(720f) In Situ Nanofrictional and Microstructrual Studies of Ionic Liquids at Neutral and Charged Surfaces Using AFM Colloid Probes

In situ changes of nanofriction and microstructures for ionic liquids (ILs, [BMIM][BF₄], [BMIM][PF₆]) at neutral and charged surfaces were investigated using colloid probe atomic force microscopy (AFM). The torsional resonance frequency was captured simultaneously when measuring the nanoscale friction force with AFM at a given normal load, which is taken as a measure for the contact stiffness, reflecting the in situ changes of IL microstructures. A higher nanoscale friction force was measured on neutral surfaces upon increasing the applied load, with simultaneously detected higher torsional resonance frequency, revealing a higher contact stiffness, indicative of a more ordered IL layer.
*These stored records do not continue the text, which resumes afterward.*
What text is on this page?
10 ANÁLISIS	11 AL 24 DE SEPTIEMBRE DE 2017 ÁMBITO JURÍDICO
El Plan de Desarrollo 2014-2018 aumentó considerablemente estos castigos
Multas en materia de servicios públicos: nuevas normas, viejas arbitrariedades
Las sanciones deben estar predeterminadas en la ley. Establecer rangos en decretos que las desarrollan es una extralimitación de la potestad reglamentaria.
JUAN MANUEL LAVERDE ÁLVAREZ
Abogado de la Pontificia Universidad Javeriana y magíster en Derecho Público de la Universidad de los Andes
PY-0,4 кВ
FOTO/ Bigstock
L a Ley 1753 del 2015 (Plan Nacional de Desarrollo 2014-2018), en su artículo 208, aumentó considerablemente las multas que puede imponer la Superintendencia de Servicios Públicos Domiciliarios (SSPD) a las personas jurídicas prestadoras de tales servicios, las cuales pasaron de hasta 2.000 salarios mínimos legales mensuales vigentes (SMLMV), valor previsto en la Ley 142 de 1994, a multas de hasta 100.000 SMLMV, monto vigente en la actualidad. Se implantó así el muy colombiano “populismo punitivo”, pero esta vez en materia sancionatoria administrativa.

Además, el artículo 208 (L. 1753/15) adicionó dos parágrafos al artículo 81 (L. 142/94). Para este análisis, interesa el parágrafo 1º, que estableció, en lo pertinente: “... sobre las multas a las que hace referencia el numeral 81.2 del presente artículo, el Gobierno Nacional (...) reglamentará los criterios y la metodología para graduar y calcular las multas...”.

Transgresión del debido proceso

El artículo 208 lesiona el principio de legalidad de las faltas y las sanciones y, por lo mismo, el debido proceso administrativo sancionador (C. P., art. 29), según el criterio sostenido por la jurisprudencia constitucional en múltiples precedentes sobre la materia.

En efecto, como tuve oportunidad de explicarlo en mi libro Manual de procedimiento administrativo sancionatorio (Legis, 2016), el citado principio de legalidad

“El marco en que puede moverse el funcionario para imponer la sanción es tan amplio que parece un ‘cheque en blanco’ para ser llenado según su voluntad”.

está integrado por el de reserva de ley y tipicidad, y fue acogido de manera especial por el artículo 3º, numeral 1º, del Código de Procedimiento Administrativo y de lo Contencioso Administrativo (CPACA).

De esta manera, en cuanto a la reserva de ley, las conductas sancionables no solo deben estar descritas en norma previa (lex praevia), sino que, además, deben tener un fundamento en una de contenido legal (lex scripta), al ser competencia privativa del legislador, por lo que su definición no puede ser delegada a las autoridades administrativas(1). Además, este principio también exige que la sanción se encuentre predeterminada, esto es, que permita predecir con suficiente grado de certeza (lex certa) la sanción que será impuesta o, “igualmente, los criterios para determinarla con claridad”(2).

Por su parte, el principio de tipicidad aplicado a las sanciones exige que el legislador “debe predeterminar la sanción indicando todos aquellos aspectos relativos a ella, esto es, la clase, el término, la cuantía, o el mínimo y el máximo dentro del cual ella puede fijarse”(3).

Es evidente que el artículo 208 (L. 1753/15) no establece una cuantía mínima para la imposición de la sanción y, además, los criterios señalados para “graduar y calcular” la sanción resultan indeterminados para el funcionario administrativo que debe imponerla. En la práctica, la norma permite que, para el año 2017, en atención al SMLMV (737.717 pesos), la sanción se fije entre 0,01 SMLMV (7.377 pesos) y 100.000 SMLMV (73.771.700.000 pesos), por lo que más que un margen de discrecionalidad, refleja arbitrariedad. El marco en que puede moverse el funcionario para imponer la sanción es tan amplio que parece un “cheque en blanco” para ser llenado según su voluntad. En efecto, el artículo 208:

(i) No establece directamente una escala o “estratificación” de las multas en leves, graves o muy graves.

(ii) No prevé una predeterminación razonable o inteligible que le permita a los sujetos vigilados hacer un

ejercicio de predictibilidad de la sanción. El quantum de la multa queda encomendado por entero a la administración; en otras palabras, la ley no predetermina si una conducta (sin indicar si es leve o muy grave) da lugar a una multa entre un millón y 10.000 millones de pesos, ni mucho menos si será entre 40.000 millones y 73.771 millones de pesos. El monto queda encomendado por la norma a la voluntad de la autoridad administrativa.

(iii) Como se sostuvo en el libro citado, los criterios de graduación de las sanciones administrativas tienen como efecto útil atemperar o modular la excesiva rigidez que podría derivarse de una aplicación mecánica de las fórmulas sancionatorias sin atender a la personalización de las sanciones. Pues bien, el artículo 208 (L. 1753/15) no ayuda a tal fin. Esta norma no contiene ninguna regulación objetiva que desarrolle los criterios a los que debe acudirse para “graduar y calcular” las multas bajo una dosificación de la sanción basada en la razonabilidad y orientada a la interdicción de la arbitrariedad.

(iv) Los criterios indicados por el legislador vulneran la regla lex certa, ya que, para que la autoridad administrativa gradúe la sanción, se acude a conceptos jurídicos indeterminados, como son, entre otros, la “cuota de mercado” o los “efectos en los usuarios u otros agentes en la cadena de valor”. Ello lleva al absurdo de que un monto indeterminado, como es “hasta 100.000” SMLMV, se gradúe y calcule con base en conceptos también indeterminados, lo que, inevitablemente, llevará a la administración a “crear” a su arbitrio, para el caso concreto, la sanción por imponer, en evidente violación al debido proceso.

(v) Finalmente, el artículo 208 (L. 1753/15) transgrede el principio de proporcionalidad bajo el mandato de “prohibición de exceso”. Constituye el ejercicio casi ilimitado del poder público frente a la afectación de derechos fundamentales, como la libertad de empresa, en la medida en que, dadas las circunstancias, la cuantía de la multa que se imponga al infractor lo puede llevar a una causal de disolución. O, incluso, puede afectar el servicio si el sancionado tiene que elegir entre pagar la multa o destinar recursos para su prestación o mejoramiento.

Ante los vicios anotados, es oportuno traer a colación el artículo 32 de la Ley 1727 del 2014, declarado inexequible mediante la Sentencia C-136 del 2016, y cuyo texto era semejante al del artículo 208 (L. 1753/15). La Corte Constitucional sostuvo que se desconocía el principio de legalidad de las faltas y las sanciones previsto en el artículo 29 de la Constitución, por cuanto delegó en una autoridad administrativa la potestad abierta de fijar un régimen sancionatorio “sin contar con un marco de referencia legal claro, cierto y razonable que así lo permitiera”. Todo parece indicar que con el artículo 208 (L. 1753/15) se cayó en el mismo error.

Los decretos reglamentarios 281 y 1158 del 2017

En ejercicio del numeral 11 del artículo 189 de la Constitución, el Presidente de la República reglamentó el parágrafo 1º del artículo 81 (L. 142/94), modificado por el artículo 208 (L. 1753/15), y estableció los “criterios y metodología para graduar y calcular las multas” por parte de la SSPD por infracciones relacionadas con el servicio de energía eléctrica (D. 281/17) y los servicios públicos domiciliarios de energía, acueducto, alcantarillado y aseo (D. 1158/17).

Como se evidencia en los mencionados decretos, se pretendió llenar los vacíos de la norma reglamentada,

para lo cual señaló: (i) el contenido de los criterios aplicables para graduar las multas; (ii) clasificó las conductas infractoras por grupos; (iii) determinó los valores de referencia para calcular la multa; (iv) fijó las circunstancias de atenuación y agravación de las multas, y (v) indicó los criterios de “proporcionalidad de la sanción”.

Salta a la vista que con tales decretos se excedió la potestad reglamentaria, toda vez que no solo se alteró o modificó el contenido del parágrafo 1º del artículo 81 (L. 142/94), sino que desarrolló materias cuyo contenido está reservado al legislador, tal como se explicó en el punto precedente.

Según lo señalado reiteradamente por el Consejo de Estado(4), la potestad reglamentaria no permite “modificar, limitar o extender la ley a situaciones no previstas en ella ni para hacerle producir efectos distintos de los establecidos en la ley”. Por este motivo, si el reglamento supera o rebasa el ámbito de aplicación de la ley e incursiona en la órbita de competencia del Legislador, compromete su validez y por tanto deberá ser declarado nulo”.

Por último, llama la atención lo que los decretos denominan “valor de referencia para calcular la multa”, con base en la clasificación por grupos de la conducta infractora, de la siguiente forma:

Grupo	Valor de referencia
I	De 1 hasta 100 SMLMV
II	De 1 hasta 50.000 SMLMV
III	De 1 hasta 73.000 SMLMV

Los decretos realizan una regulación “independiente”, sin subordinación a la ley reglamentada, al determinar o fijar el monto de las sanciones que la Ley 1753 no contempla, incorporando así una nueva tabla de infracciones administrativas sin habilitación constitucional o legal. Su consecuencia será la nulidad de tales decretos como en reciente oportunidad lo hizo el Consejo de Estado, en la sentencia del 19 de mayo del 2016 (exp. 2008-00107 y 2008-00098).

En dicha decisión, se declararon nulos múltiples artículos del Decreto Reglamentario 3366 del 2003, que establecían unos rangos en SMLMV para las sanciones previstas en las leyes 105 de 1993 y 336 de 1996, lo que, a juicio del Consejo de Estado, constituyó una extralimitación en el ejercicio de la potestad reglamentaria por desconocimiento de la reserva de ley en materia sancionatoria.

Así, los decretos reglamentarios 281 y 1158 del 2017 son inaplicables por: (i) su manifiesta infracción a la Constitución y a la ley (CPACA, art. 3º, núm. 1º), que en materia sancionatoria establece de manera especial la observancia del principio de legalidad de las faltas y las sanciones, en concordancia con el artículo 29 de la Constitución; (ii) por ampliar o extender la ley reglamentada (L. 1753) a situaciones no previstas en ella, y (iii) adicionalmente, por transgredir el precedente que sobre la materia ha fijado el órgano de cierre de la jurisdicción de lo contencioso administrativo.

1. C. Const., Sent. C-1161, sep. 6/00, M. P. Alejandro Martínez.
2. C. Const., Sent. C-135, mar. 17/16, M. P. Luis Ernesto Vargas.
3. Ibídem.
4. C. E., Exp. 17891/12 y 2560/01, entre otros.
The nanofriction of ILs at charged surfaces increases as the positive-bias voltage (0 V→8 V) increases, which shows a similar variation tendency under the negative-bias voltages (0 V→-8 V). Similar behavior was observed in the changes of the friction force with the surface bias at varying applied loads. The simultaneously recorded torsional resonance frequency in the IL increases as the positive- or negative-bias voltage increases, implying a higher contact stiffness. The stiffer ion layers at a higher positive- or negative-bias voltage correspond to more ordered ILs at interfaces. The molecular dynamics simulation reveals that the [BMIM]⁺ imidazolium ring lies preferentially flat at neutral surfaces, which favors the compact, ordered ion layers formation. In comparison, the parallelly “sleeping” structure II is more pronounced with the surface charging of either sign (8V, -8V). This implies stronger ion ordering at charged surfaces, which agrees well with the AFM-detected stiffer ion layers at surfaces with either positive- or negative-bias voltages. The in situ observations offer implications in IL-based applications in lubricants and batteries, as surface charges would influence the friction and microstructures close to the surface.